All the women, all the bridesmaids, are poignant and funny; all are dealing with the gulf between the assumed expectation and their own reality. Becca (Ellie Kemper of “The Office”) is the cute newlywed, of the perfect new marriage ... where the sex with her germaphobic husband isn’t working. Rita (Wendi McLendon-Covey) has the opposite problem with her husband. “Sometimes I just want to watch ‘The Daily Show’ without him entering me,” she says. Lillian is the focus of all this whirling activity, but she’s scared of all she’s leaving behind. Even Helen, behind the rich, pretty facade, is small and scared. She’s all pinpoint management skills with, she knows, no true friends.

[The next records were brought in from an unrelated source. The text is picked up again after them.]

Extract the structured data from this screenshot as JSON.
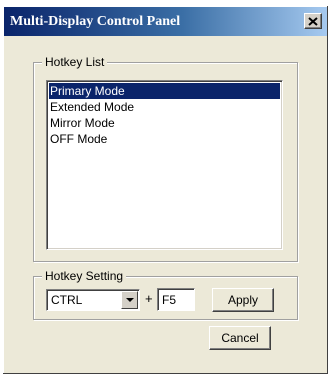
{
  "window": {
    "title": "Multi-Display Control Panel",
    "close_label": "X"
  },
  "hotkey_list": {
    "label": "Hotkey List",
    "items": [
      {
        "label": "Primary Mode",
        "selected": true
      },
      {
        "label": "Extended Mode",
        "selected": false
      },
      {
        "label": "Mirror Mode",
        "selected": false
      },
      {
        "label": "OFF Mode",
        "selected": false
      }
    ]
  },
  "hotkey_setting": {
    "label": "Hotkey Setting",
    "modifier_value": "CTRL",
    "plus_label": "+",
    "key_value": "F5",
    "apply_label": "Apply"
  },
  "footer": {
    "cancel_label": "Cancel"
  },
  "colors": {
    "title_gradient_start": "#0a246a",
    "title_gradient_end": "#a6caf0",
    "selection": "#0a246a",
    "dialog_background": "#ece9d8"
  }
}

But it’s in Annie that this gulf between expectation and reality is most visible and most comic. In an early scene, the manager of the jewelry store (Michael Hitchcock, of “Best in Show” fame), trying to get her to show customers the “love is eternal” look to help sell jewelry, calls over a hot young thing with a ludicrous name, Kahlua (Kali Hawk), who, between flirtations with the manager, demonstrates. Then Annie tries. The manager frowns. “Looks like you have menstrual cramps,” he says.
It’s not that the gulf between expectation and reality is inevitably funny. It’s that Kristen Wiig brings out the awkward humor in the situation better than almost anyone.

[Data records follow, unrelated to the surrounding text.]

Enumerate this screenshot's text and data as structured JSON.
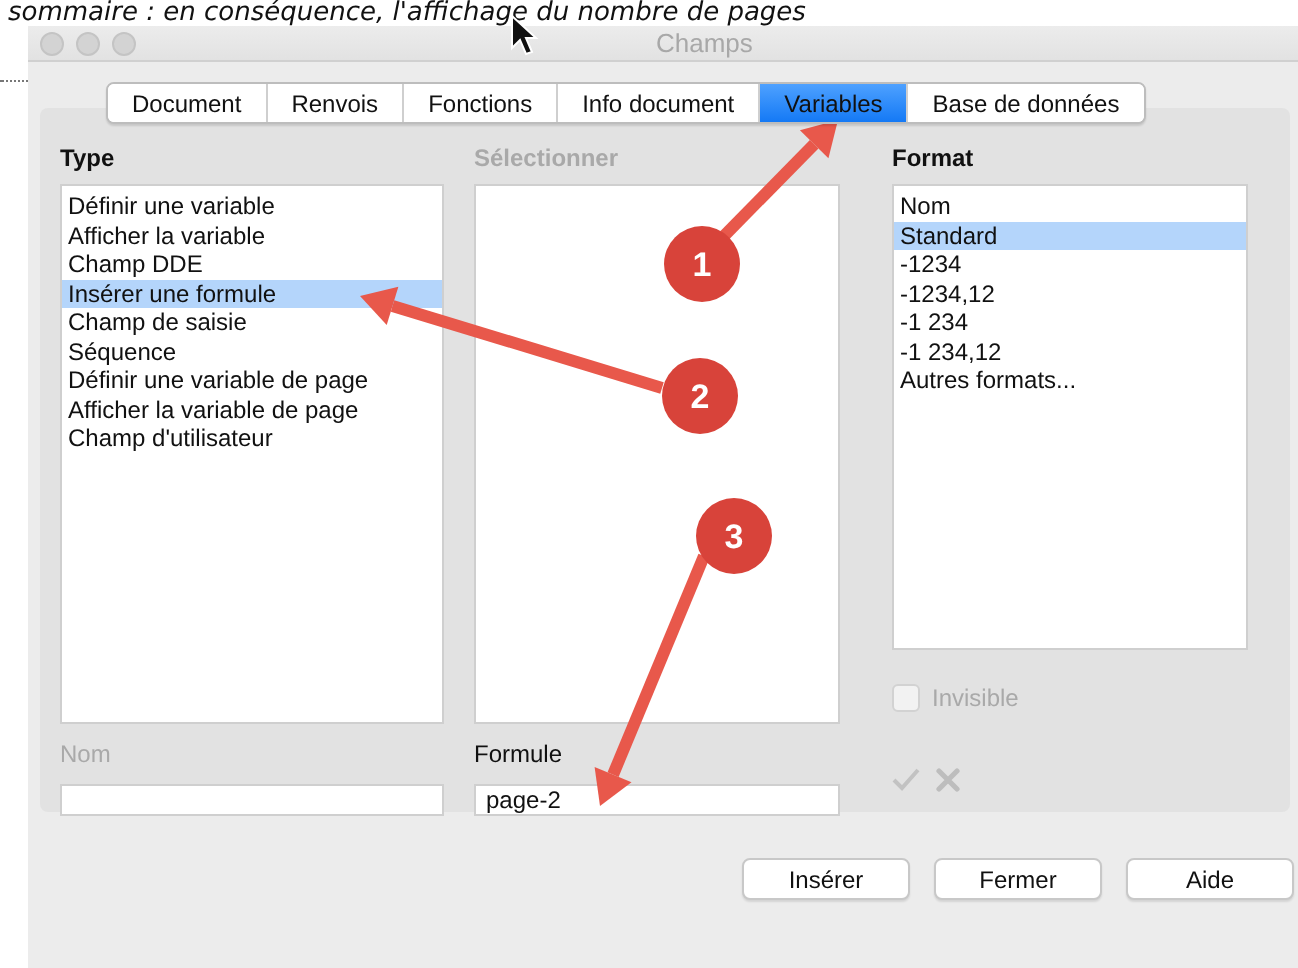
{
  "caption": "sommaire : en conséquence, l'affichage du nombre de pages",
  "window": {
    "title": "Champs"
  },
  "tabs": [
    {
      "label": "Document",
      "selected": false
    },
    {
      "label": "Renvois",
      "selected": false
    },
    {
      "label": "Fonctions",
      "selected": false
    },
    {
      "label": "Info document",
      "selected": false
    },
    {
      "label": "Variables",
      "selected": true
    },
    {
      "label": "Base de données",
      "selected": false
    }
  ],
  "type_list": {
    "heading": "Type",
    "items": [
      {
        "label": "Définir une variable",
        "selected": false
      },
      {
        "label": "Afficher la variable",
        "selected": false
      },
      {
        "label": "Champ DDE",
        "selected": false
      },
      {
        "label": "Insérer une formule",
        "selected": true
      },
      {
        "label": "Champ de saisie",
        "selected": false
      },
      {
        "label": "Séquence",
        "selected": false
      },
      {
        "label": "Définir une variable de page",
        "selected": false
      },
      {
        "label": "Afficher la variable de page",
        "selected": false
      },
      {
        "label": "Champ d'utilisateur",
        "selected": false
      }
    ]
  },
  "select_list": {
    "heading": "Sélectionner",
    "disabled": true
  },
  "format_list": {
    "heading": "Format",
    "items": [
      {
        "label": "Nom",
        "selected": false
      },
      {
        "label": "Standard",
        "selected": true
      },
      {
        "label": "-1234",
        "selected": false
      },
      {
        "label": "-1234,12",
        "selected": false
      },
      {
        "label": "-1 234",
        "selected": false
      },
      {
        "label": "-1 234,12",
        "selected": false
      },
      {
        "label": "Autres formats...",
        "selected": false
      }
    ]
  },
  "invisible": {
    "label": "Invisible",
    "checked": false,
    "disabled": true
  },
  "name_field": {
    "label": "Nom",
    "disabled": true
  },
  "formula_field": {
    "label": "Formule",
    "value": "page-2"
  },
  "buttons": [
    "Insérer",
    "Fermer",
    "Aide"
  ],
  "annotations": [
    {
      "number": "1"
    },
    {
      "number": "2"
    },
    {
      "number": "3"
    }
  ]
}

The filmmakers, including director Paul Feig, director of episodes of “The Office” and “Arrested Development,” get all the details right. The setting is Milwaukee in all its lakefront glory, the soundtrack is full of songs sung by women, we get ’70s standup comic Franklyn Ajaye—Franklyn Ajaye!—as Lillian’s father. Most importantly, the friendship between Annie and Lillian feels real and deep. You know The Bechdel Test from the comic strip “Dykes to Watch Out For”? Quote: “I only go to a movie if it satisfies three basic requirements. One, it has to have at least two women in it, who, two, talk to each other about, three, something besides a man.” “Bridesmaids” is her movie. True, Annie and Lillian talk about men. But they also bring out the inner goof in each other. They drop the facade. That’s what friends are for.